He explained that he was named after his grandfather, but parents “Americanized” Adolfo to Adolf.
“After my career in politics was up, I thought it would be OK to not be seen as a German anymore,” he joked.
Both of his parents were born in Cuba, but going back another generation or two would put the roots of the family tree firmly in Spain.
“In the 1950s, the area hospitals were all recruiting nurses and doctors from Central America, South America and the Caribbean islands, and my mother got an offer to come to Fort Hamilton Hospital to work,” Olivas said.
“I don’t think they wanted to stay here, but they established themselves and found a large Hispanic community,” he said.
For a time, the family would go back to Cuba every year to visit family, driving from Hamilton to Key West, then taking a ferry 90 miles to the island.
They were in Cuba when Fidel Castro took over the government, which led to the mother’s detention.
His father had received citizenship when he was in New York, and young Adolf was born in America, but his mother only had a work visa.
“I remember sitting in my mom’s lap and a man putting his machete in the window,” he said. “She was detained for three days until the U.S. Embassy and the Swiss embassy resolved it. My father was never able to go back to Cuba.”
Olivas was born in Hamilton, but his parents would only speak Spanish at home, fearing that if they taught him English, he would learn it with an accent and thought it would be better if he learned from people he knew or from television.
Although he grew up in apartments on Walnut Street and South Seventh Street, he still had an international upbringing with Italian landlords and a Portuguese babysitter. He also recalled many times hanging out at Jonson’s Restaurant because his father was good friends with the owner Nicholas Jonson, who was also a multilingual immigrant.
His father foresaw a career in politics and would say he wanted young Adolf to become president of the United States.
“There were many high expectations,” he said. “If I came home with a B on my report card, I didn’t hear much about the five As.
He got offers to go away to college, but opted to go to the University of Cincinnati for both undergrad and law school so he could stay close to home because his parents were in their 40s when he was born and were getting elderly by the time he finished high school.
Politics was always an integral part of the Olivas family life, he said.
“My father was very political,” he said. “He grew up in a country that if you’re not happy with the government you take to the streets and have a revolution. Some babies are fed formula; I was fed politics.”
What he learned, however, is that politics is “something you do to give back, not get rich; to do good, not to do well.”
In the first few weeks of enrolling at U.C., he became a residence hall representative, and went on to be speaker of the student senate and student body president, which gave him a seat on the university’s board of trustees — and free college tuition.
He first ran for city council, he said, after something of a run-in with the mayor in 1983.
“It kind of dropped in my lap because of what I was doing practicing law,” he said. “Our client was the Fraternal Order of Police.”
The city council had laid off eight police officers and Olivas was trying “to help them overcome this wrinkle in the road.”
So he did an analysis of the city budget and received snide comments from the mayor when he confronted council with the information. So he ran for city council. One of council’s first acts after Olivas took office was to hire back the eight officers.

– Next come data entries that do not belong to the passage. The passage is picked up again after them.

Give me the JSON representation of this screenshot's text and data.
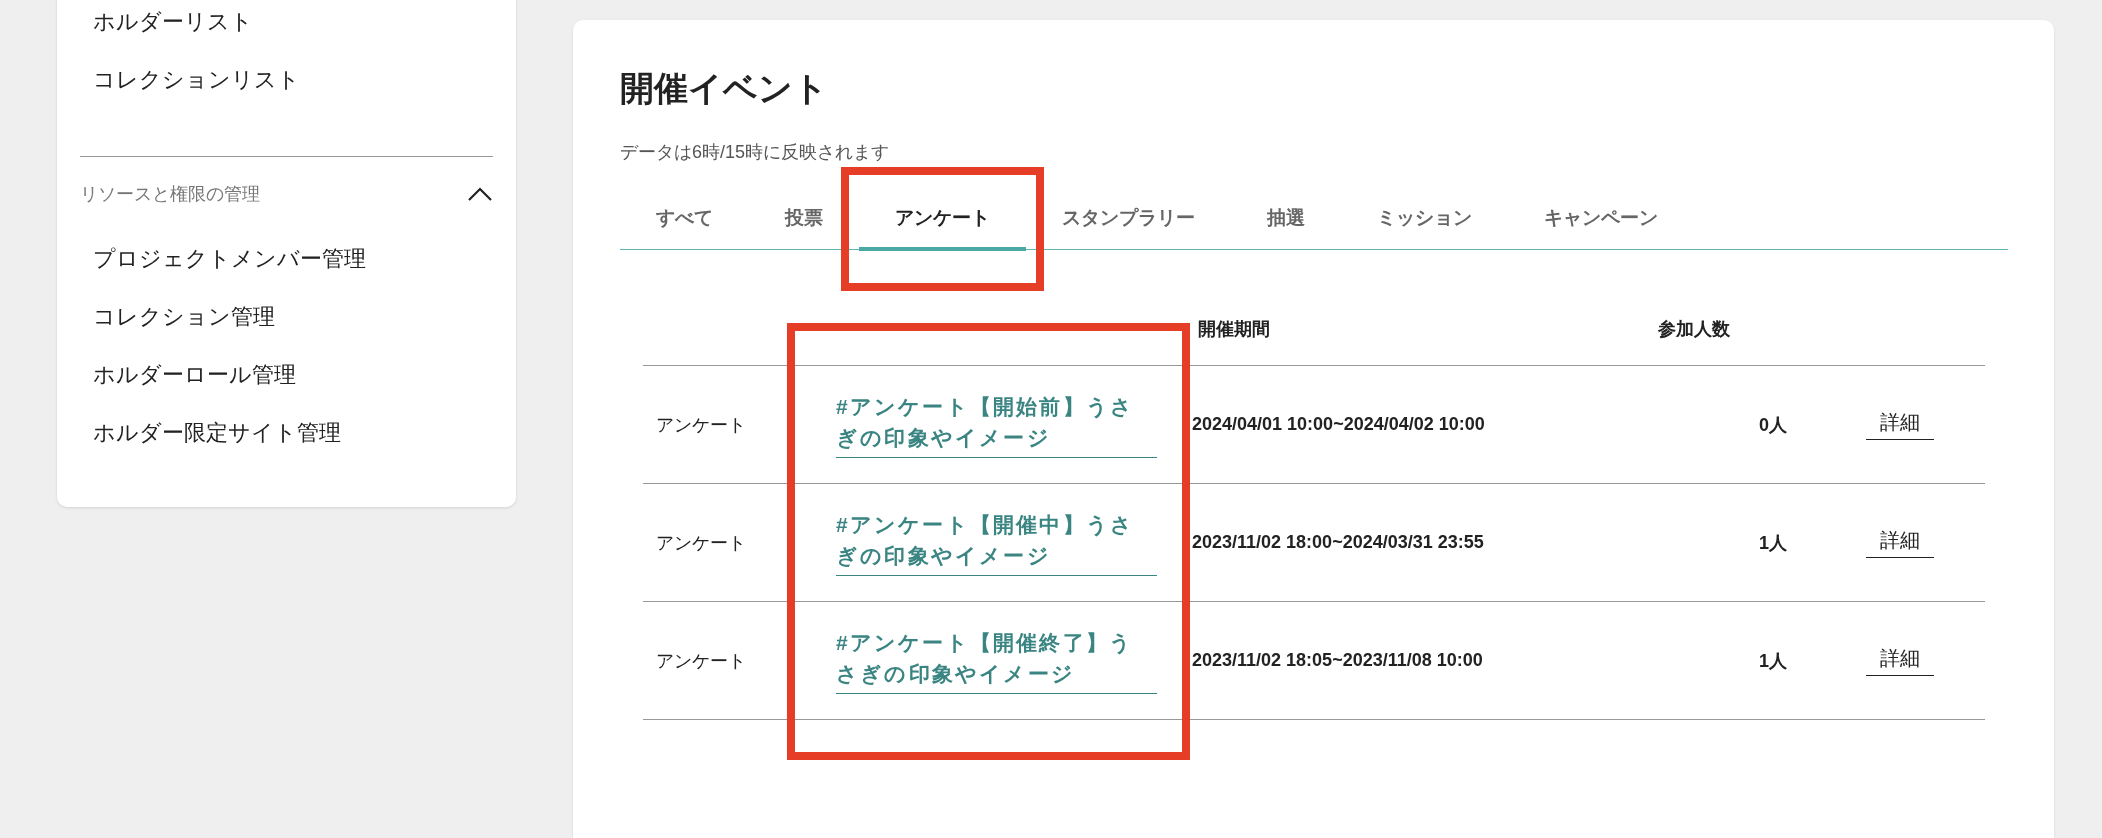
{
  "sidebar": {
    "items": [
      {
        "label": "ホルダーリスト"
      },
      {
        "label": "コレクションリスト"
      }
    ],
    "sections": [
      {
        "title": "リソースと権限の管理",
        "expanded": true,
        "items": [
          {
            "label": "プロジェクトメンバー管理"
          },
          {
            "label": "コレクション管理"
          },
          {
            "label": "ホルダーロール管理"
          },
          {
            "label": "ホルダー限定サイト管理"
          }
        ]
      }
    ]
  },
  "main": {
    "title": "開催イベント",
    "note": "データは6時/15時に反映されます",
    "tabs": [
      {
        "label": "すべて",
        "selected": false,
        "highlighted": false
      },
      {
        "label": "投票",
        "selected": false,
        "highlighted": false
      },
      {
        "label": "アンケート",
        "selected": true,
        "highlighted": true
      },
      {
        "label": "スタンプラリー",
        "selected": false,
        "highlighted": false
      },
      {
        "label": "抽選",
        "selected": false,
        "highlighted": false
      },
      {
        "label": "ミッション",
        "selected": false,
        "highlighted": false
      },
      {
        "label": "キャンペーン",
        "selected": false,
        "highlighted": false
      }
    ],
    "table": {
      "columns": [
        {
          "highlighted": false
        },
        {
          "highlighted": true
        },
        {
          "label": "開催期間",
          "highlighted": false
        },
        {
          "label": "参加人数",
          "highlighted": false
        },
        {
          "highlighted": false
        }
      ],
      "rows": [
        {
          "type": "アンケート",
          "title": "#アンケート【開始前】うさぎの印象やイメージ",
          "period": "2024/04/01 10:00~2024/04/02 10:00",
          "participants": "0人",
          "action": "詳細"
        },
        {
          "type": "アンケート",
          "title": "#アンケート【開催中】うさぎの印象やイメージ",
          "period": "2023/11/02 18:00~2024/03/31 23:55",
          "participants": "1人",
          "action": "詳細"
        },
        {
          "type": "アンケート",
          "title": "#アンケート【開催終了】うさぎの印象やイメージ",
          "period": "2023/11/02 18:05~2023/11/08 10:00",
          "participants": "1人",
          "action": "詳細"
        }
      ]
    }
  }
}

From 1986 to 2002, Olivas served as Hamilton’s mayor or vice mayor.
Although he had many accomplishments as mayor, including enacting tanning bed and hazardous material laws and fighting a battle over the Greenup Hydroelectric Plant that ended with the city owning it, one enduring legacy is his design of the city logo.
He didn’t like the logo the city was using at the time, so he came up with a seal featuring Billy Yank, the sculpture on top of the Soldiers, Sailors and Pioneers Monument, as his personal letterhead. Other members of council latched onto it, and with a few changes in typeface, it is still used as the city’s official logo.